By Ellie Winninghoff

How does a $245,000 loan to restore 65 acres of pastureland to its original salt marsh condition help build a regional economy?

Although the pastureland had economic value, it poured contaminants into Willapa Bay, the second largest estuary on the Pacific Coast and the top shellfish producer in the West. As restored wetlands, it filters water and provides the necessary infrastructure for a healthy shellfishery.

From a lender's perspective, though, the salt marsh had no collateral value. That's where Craft3 came in. Craft3, a revolving loan fund and community development finance institution, or CDFI with five offices in Oregon and Washington, made the loan to restore the marsh in 1998. In doing so, it ended up collateralizing "something that did not exist--transferable mitigation rights that were not yet created, might not be created, but if created, would be available for sale," says John Berdes, president and CEO of Craft3.

Craft3 has $170 million in assets under management, and aims to build regional resilience by concentrating investments in rural and urban centers in Oregon and Washington.

In 2003, Craft3's salt marsh loan was repaid after those rights were sold and used to create the first mitigation bank in the state of Washington. Mitigation banks are offsets against habitat damage and loss caused by development, and involve restoration and the protection of additional lands.

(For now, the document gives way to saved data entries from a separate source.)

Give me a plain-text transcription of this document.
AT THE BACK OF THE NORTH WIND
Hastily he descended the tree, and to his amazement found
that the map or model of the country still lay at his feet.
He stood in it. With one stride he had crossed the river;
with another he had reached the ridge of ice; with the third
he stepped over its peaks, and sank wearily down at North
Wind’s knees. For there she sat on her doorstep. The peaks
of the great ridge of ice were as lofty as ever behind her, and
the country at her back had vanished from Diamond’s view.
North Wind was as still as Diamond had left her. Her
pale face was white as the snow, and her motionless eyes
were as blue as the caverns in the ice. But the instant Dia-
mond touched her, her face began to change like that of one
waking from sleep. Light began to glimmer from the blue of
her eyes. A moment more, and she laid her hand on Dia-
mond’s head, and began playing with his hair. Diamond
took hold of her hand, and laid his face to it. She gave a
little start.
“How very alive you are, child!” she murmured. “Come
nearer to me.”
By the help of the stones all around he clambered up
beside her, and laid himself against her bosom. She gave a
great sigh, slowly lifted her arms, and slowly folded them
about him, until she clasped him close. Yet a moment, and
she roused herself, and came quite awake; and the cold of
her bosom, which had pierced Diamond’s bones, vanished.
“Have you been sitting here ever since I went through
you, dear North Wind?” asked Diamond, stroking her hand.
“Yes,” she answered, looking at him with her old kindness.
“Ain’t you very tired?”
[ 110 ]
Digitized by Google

The largest purchaser was the state's transportation department.

Since l995, Craft3 (formerly Enterprise Cascadia) has made loans to more than 750 small businesses and community organizations. It has used its New Markets Tax Credits (NMTCs) authority to finance a range of endeavors such as a wellness center for the Shoalwater Bay Indian Tribe, and has participated in loans with smaller Native CDFIs.

With support from the Gates and Russell Family Foundations and the state of Washington, it also offers consumers loans to replace septic systems near Willapa Bay and Hood Canal, which produce 40% of the country's oysters.

Recent investors include the Paul G. Allen Foundation, Meyer Memorial Trust, and the Weyerhaeuser Family Foundation. Accredited investors can participate in the fund, which pays 2% per annum for three to five years. It is rated AAA-2 by CDFI Assessment and Ratings Systems (www.carsratingsystems.net), or CARS.

Concentrated Focus
Co-founded by Berdes and executive vice president Mike Dickerson, Craft3 was born in the midst of a culture war of jobs versus the environment. The idea, says Berdes, was to "bring development and conservation to the same campfire." It was controversial at the time--and un-tested. Capitalized with $2.5 million, the fund began as a skunkworks project.